Once the head is removed, holding the body by the feet so it drains of blood is both straightforward and a relatively rapid process. By the time we'd walked from the butchering block at the main house back to where we were camped, the bird was ready for plucking.
If you aren't planning on saving and using the feathers, then skinning the bird in the same manner you would skin other small game is a simple task and works to remove the offending plumage so you can get on with the task of cooking the bird. 

But if, like us, you are thinking, "Hey, these feathers will be great for stuffing a pillow, fletching arrows and darts, making quill pens for writing, and let's not even start with the 1001 decorative uses for them", then you'll want to pluck the bird.
That day taught me a rather valuable lesson that doesn't get stressed often enough: Understanding the theory of how to do something, even when you have the proper tools for the task, is a lot different than having actual hands-on experience! And having hands-on experience once or twice during your life is a far cry from actually KNOWING what you're doing. Practice the skills you have and will need in an actual SHTF, folks, or you will find yourself saying, "But I know how to do this! So why isn't it happening?"

Evelyn had never plucked a bird. I had only done so once prior to this point. In theory, we knew what to do.

In Theory. In fact, Evelyn had never taken part in taking dinner from field to table through all the steps. 

We both had the necessary knowledge base, the book learning, for the task. We had the proper tools ready: our hands, a bag to hold the feathers (we wanted them for other projects, after all) and a pot to put the bird in a boiling water bath for a few seconds once most of the feathers were gone, to get the final few.

What we did not have, collectively, was any comprehension of just how labor-intensive getting a bird ready for the pot truly is. We (mistakenly) estimated that it would take 10 to 15 minutes to divest our duck of his colorful coat of fanciful feathers. We were off in our estimates by more than an hour.
Pulling the feathers, while not a particularly difficult task, is time-consuming. It also caused our hands to cramp after a while, so we traded back and forth as to who was working on pulling plumage from Monsieur Canard. But Evelyn, true to form, insisted that she was going to do the majority of the work on plucking that bird, simply because it was her first time and a serious learning experience for her!
MaggieDog was just SURE I would drop that bird for her!


Finally ready for a quick scalding bath to loosen those final feathers
Nearly ready for his hot bath
Once we'd managed to remove the majority of the feathers from our bird, we gave it a 15 to 20 second dip into water which had 3 to 5 drops of dish soap added and had been brought to a low boil.

Why dish soap? It helps to cut the oils that coat the feathers, making them just a tad easier to pull.

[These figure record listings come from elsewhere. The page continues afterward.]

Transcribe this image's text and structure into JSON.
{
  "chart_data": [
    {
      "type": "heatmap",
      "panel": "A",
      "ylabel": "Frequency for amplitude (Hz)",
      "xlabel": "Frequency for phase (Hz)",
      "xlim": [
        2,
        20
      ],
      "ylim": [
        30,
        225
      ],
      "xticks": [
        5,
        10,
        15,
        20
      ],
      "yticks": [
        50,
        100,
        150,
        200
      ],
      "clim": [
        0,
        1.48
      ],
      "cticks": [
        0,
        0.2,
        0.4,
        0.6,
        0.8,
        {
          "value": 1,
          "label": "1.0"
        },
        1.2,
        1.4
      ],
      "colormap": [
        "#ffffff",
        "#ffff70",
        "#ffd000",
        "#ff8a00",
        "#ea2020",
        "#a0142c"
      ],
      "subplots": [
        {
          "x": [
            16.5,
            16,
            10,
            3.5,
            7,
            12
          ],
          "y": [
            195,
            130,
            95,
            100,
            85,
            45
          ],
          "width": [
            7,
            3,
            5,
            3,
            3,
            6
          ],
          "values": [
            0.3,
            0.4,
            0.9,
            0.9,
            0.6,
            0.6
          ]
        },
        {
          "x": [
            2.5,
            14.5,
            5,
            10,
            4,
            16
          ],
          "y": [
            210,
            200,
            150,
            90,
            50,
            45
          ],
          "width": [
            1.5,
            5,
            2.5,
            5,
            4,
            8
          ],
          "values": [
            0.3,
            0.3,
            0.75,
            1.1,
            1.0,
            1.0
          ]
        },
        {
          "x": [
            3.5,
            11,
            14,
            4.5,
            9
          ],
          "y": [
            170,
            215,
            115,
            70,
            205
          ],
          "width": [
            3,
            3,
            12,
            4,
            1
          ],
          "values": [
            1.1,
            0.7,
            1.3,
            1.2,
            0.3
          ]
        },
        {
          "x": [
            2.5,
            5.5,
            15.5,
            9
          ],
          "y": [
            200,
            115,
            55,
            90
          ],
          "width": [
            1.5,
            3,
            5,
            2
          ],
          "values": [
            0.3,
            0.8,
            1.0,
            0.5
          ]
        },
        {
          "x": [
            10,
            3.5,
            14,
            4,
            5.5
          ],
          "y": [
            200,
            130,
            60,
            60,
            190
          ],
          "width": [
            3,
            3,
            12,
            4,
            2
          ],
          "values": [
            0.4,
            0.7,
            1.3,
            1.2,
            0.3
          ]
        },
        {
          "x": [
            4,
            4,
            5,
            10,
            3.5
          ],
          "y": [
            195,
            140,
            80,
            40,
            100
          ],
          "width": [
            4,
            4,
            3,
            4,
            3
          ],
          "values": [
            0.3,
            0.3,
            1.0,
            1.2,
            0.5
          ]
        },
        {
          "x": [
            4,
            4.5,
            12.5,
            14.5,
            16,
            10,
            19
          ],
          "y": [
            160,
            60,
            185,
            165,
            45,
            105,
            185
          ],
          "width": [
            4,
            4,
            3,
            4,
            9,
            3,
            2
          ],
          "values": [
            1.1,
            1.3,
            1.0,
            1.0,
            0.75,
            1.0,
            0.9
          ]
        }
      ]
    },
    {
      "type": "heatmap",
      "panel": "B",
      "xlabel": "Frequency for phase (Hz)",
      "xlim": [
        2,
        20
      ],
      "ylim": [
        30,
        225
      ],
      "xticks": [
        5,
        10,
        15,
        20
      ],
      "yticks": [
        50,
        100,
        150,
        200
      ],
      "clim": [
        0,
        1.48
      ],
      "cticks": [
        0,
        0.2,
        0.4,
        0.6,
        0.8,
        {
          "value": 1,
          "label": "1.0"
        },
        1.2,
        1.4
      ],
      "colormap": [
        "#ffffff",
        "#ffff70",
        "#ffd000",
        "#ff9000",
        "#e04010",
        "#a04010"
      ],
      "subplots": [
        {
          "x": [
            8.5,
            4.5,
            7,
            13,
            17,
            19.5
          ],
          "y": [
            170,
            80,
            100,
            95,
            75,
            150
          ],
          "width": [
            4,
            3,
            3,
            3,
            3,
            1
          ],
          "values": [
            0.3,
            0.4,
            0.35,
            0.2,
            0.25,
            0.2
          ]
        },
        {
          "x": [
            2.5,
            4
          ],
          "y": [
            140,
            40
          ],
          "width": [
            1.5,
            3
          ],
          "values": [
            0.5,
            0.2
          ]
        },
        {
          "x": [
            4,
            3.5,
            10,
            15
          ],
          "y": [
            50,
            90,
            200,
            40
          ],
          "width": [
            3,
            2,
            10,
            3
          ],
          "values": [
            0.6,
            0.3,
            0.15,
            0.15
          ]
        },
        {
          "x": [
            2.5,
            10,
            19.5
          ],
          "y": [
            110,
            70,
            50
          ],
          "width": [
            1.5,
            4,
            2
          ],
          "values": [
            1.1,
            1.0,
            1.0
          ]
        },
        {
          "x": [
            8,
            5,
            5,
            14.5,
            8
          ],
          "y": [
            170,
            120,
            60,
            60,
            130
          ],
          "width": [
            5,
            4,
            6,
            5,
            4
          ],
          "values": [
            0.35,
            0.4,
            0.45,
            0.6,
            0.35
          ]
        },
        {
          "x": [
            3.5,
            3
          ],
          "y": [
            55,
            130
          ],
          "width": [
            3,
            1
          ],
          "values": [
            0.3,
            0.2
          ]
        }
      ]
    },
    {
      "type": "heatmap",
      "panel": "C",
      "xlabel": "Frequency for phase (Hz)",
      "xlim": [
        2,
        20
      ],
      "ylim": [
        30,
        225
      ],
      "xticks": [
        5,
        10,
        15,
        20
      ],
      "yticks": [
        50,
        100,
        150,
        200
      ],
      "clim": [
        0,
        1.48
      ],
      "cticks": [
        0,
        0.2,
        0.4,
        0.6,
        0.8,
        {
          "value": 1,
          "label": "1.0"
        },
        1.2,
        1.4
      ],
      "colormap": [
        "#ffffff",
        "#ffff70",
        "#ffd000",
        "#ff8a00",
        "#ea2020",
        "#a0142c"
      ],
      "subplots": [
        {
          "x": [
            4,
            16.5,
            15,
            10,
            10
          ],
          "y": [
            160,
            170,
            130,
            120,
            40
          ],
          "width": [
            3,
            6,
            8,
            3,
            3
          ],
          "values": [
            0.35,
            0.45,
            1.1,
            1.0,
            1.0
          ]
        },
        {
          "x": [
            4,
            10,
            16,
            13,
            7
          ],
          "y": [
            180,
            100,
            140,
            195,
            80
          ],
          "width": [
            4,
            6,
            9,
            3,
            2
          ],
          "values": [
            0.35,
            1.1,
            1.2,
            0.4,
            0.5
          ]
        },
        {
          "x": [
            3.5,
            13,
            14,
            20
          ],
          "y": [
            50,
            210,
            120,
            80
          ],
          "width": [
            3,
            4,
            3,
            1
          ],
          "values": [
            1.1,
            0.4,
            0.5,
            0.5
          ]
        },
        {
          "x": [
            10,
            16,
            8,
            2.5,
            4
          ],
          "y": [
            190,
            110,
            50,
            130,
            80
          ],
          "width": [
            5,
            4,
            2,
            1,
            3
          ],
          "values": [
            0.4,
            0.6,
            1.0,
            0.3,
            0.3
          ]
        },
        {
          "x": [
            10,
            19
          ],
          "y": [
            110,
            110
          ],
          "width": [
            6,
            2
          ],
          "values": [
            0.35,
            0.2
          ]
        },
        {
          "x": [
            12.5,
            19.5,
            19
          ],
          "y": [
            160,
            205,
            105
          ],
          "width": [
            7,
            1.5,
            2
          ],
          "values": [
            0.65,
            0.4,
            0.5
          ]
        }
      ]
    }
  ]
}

It doesn't take long, and you don't want your bird to soak; just a fast in and out, no more than 30 seconds tops, and then those last few feathers (while wet and pretty much useless for any "projects" you might have in mind) will slide out much easier.

At the point where the feathers are removed, fluffy stuff and all, gutting it is just like you would with any small game, as is removing the feet. When dealing with fowl, feet can actually be stewed and eaten, though it is an acquired taste.
Daffy in all his tasty glory!
We wrapped him up in aluminum foil, along with a bit of salt and pepper and sliced garlic, dried mission figs, and onion, then tossed him on the grill over our camp fire. He'd been feeding on acorns for a while, so he was incredibly tasty - his diet left a wonderfully rich sweetness to the meat. Of course, taking a bite out of something that tried to bite me might have had as much to do with it!

Practice your skills, folks. I can't stress that enough. When you're facing a situation where you can't simply run down to the neighborhood grocery or the fast food place around the corner is not the time to realize that you're clueless about feeding yourself and your tribe.